22
Jan

The Art of Problem Solving

The Art of Problem Solving: 5 Steps to Success

Problem Solving Skills are one of the key pre-requisites for success in today’s competitive corporate world. If you can analyze a situation, create different scenarios, visualize implications of different alternatives, choose the optimum alternative and execute if flawlessly, you will have people eating out of your hands. Even at Magnet, we look for people who are part of solution, rather than stuck in problem maze.

Problem Solving Skills can be groomed over a period of time. What is needed is the attitude and discipline and above all, the love to combat the problem and derive a solution.

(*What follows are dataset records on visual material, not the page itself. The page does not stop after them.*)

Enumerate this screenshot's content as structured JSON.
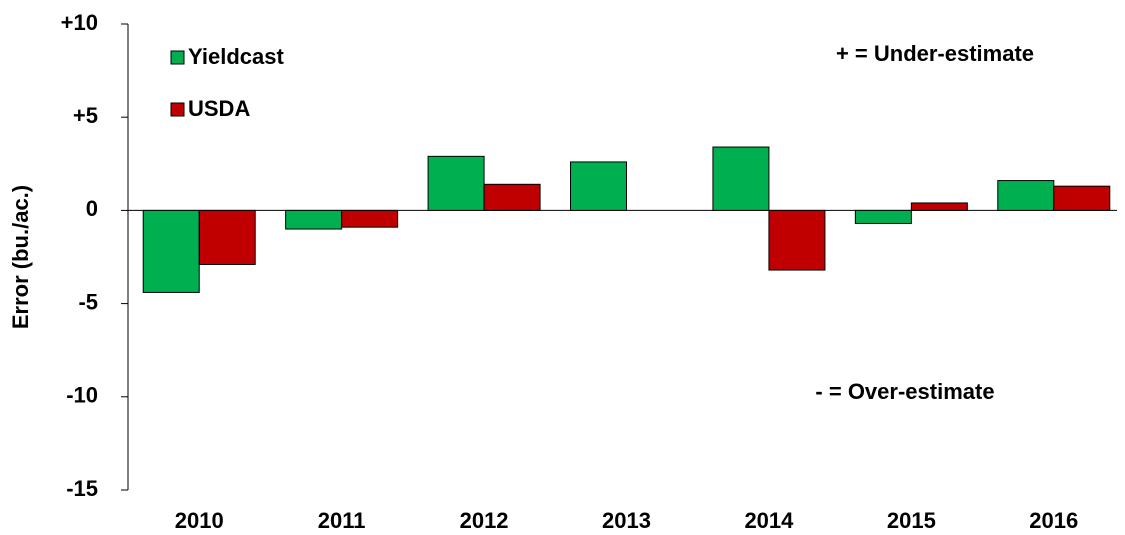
{
  "chart_data": {
    "type": "bar",
    "y_label": "Error (bu./ac.)",
    "annotations": [
      "+ = Under-estimate",
      "- = Over-estimate"
    ],
    "categories": [
      "2010",
      "2011",
      "2012",
      "2013",
      "2014",
      "2015",
      "2016"
    ],
    "series": [
      {
        "name": "Yieldcast",
        "color": "#00b050",
        "values": [
          -4.4,
          -1.0,
          2.9,
          2.6,
          3.4,
          -0.7,
          1.6
        ]
      },
      {
        "name": "USDA",
        "color": "#c00000",
        "values": [
          -2.9,
          -0.9,
          1.4,
          0,
          -3.2,
          0.4,
          1.3
        ]
      }
    ],
    "ylim": [
      -15,
      10
    ],
    "yticks": [
      -15,
      -10,
      -5,
      0,
      {
        "value": 5,
        "label": "+5"
      },
      {
        "value": 10,
        "label": "+10"
      }
    ],
    "legend": "upper left"
  }
}
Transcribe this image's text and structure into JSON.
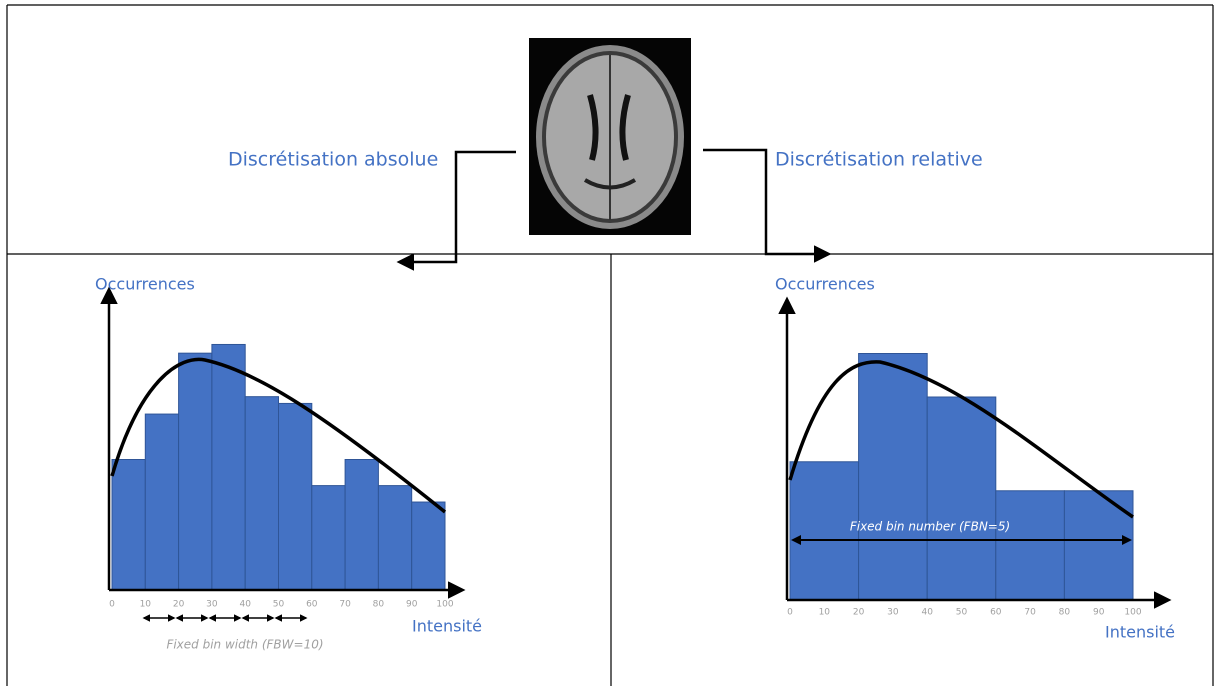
{
  "chart_data": [
    {
      "type": "histogram",
      "title": "Discrétisation absolue",
      "y_label": "Occurrences",
      "x_label": "Intensité",
      "annotation": "Fixed bin width (FBW=10)",
      "bins": [
        0,
        10,
        20,
        30,
        40,
        50,
        60,
        70,
        80,
        90,
        100
      ],
      "values": [
        135,
        182,
        245,
        254,
        200,
        193,
        108,
        135,
        108,
        91
      ],
      "xlim": [
        0,
        100
      ],
      "xticks": [
        0,
        10,
        20,
        30,
        40,
        50,
        60,
        70,
        80,
        90,
        100
      ],
      "ylim": [
        0,
        300
      ],
      "color": "#4472c4"
    },
    {
      "type": "histogram",
      "title": "Discrétisation relative",
      "y_label": "Occurrences",
      "x_label": "Intensité",
      "annotation": "Fixed bin number (FBN=5)",
      "bins": [
        0,
        20,
        40,
        60,
        80,
        100
      ],
      "values": [
        143,
        255,
        210,
        113,
        113
      ],
      "xlim": [
        0,
        100
      ],
      "xticks": [
        0,
        10,
        20,
        30,
        40,
        50,
        60,
        70,
        80,
        90,
        100
      ],
      "ylim": [
        0,
        300
      ],
      "color": "#4472c4"
    }
  ]
}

I found a good article by Lyndsay Swinton of ‘Management for the rest of us‘ on Problem Solving Skills. Here it is:

Legendary problem solver Albert Einstein was onto something hot when he said “No problem is solved from the same consciousness that created it”. He knew about the art of problem solving and if he’d written about it, he may have broken it down into these 5 easy to follow problem solving steps.

1. Flexible mind, flexible solutions
“Nothing is more dangerous than an idea when it is the only one you have”. Now I’d like to claim that for myself, but a good lady called Emile Chartier said it before me. Beware when you only have one solution to a problem. It either means you don’t understand the problem or you’ve not taken the time to figure out more creative, more likely to succeed, solutions.

2. It’s all in the mind
Your mental state is inextricably linked to your physical state, so if you’ve reached mental gridlock, take a physical break to get the thought traffic moving again. Go for a walk, listen to music, tidy up your desk or do whatever it takes to free your mind and open up your mind to creating new, innovative solutions to your problem.

3. Why oh why oh why?
Ask yourself, why is this a problem? And ask again. And again. Like a stuck record, repeatedly asking why, allows you to pin point with much more precision and accuracy why the problem is a problem. And it busts myths and assumptions until all you’re left with are a few lonely, useful facts.

4. Rose coloured glasses
Describe your problem to your mum. Then describe it to your 6 year old nephew. And do another version for your boss. Bet the problem was different each time you talked about it. Taking a different perspective on a problem can lead you to a solution (particularly 6 year olds, as they are some of the most straight-talking magical thinkers around!). If you want to get fancy, you can call this problem solving step “re-framing”.

5. Dream a little dream
You probably wrote fantastical stories as a child that ended “and then I woke up!” You crossed rivers, fought dangerous fights and saved the day. In dream-land there are no limits, no boundaries or limits on resources. If there were a magic wand that would solve your problem, what would that be like? Describe in great detail what you see, hear and feel about this problem free state. It’s an engaging and powerful mental game to play, and increases your chance of solving the problem many times over.